To Amber may be assigned the words umpire and empire; Oberon, the lovely child, is haply described as the Emperor of Fairyland, whence also no doubt he was the lord and master of the Empyrean. When dealing elsewhere with the word amber I suggested that it meant radically Sun Father,[657] and there are episodes in the life of St. Ambrose which support this interpretation, e.g., “it happened that an enchanter called devils to him and sent them to St. Ambrose for to annoy and grieve him, but the devils returned and said that they might not approach to his gate because there was a great fire all about his house”. Among the Persians it was customary to halo their divinities, not with a circle but with a pyre or pyramid of fire, and in all probability to the auburn Auberon the Emperor of the Empyrean may be assigned not only burn and brand, but also bran in the sense of bran new. That St. Ambrose was Barnaby Bright or the White god of day is implied by the anecdote “a fire in the manner of a shield covered his head, and entered into his mouth: then became his face as white as any snow, and anon it came again to his first form”.[658] The basis of this story would seem to have been a picture representing Ambrose with fire not entering into, but emerging from, his mouth and forming a surrounding halo “in the manner of a shield”. Embers now mean ashes, and the Ember Days of Christianity probably trace backward to the immemorial times of prehistoric fire-worship. At Parton, near Salisbury, one meets with the curious surname Godber: and doubtless inquiry would establish a connection between this Godber of Parton and Godfrey.

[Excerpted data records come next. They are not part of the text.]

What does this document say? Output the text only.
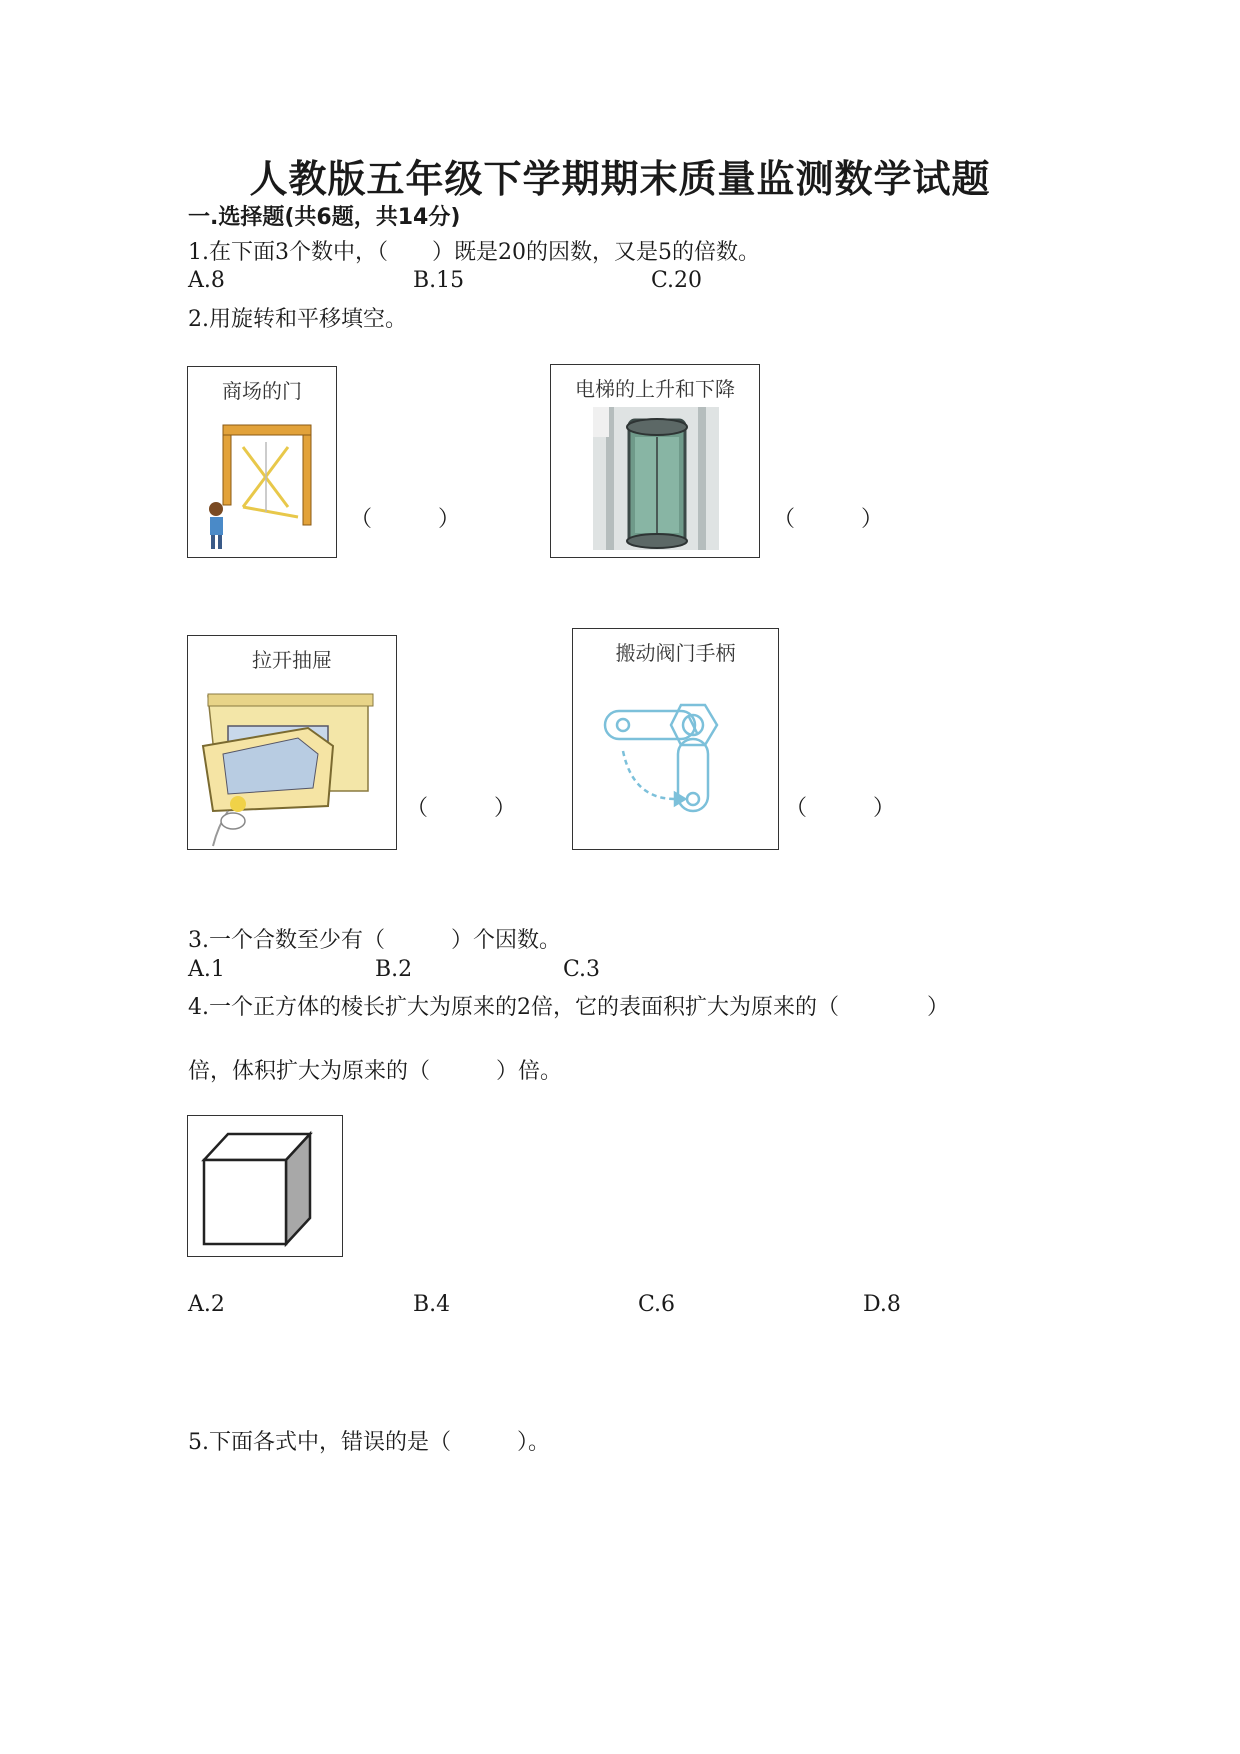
人教版五年级下学期期末质量监测数学试题
一.选择题(共6题，共14分)
1.在下面3个数中，（　　）既是20的因数，又是5的倍数。
A.8	B.15	C.20
2.用旋转和平移填空。
商场的门
（　　　）
电梯的上升和下降
（　　　）
拉开抽屉
（　　　）
搬动阀门手柄
（　　　）
3.一个合数至少有（　　　）个因数。
A.1	B.2	C.3
4.一个正方体的棱长扩大为原来的2倍，它的表面积扩大为原来的（　　　　）
倍，体积扩大为原来的（　　　）倍。
A.2	B.4	C.6	D.8
5.下面各式中，错误的是（　　　）。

Fig. 340.—The Divine Triplicity, Contained within the Unity. From a German Engraving of the XVI. Cent. From Christian Iconography (Didron).

The weekly fair at Ambresbury used to be held on Friday; the maid Freya, to whom Friday owes its name, was evidently Fire Eye; the Latin feriæ were the hey-days or holidays dedicated to some fairy. Fairs were held customarily on the festival of the local saint, frequently even to-day within ancient earthworks: the most famous Midsummer Fair used to be that held at Barnwell: Feronia, the ancient Italian divinity at whose festival a great fair was held, and the first-fruits of the field offered, is, as has been shown, equivalent to Beronia or Oberon.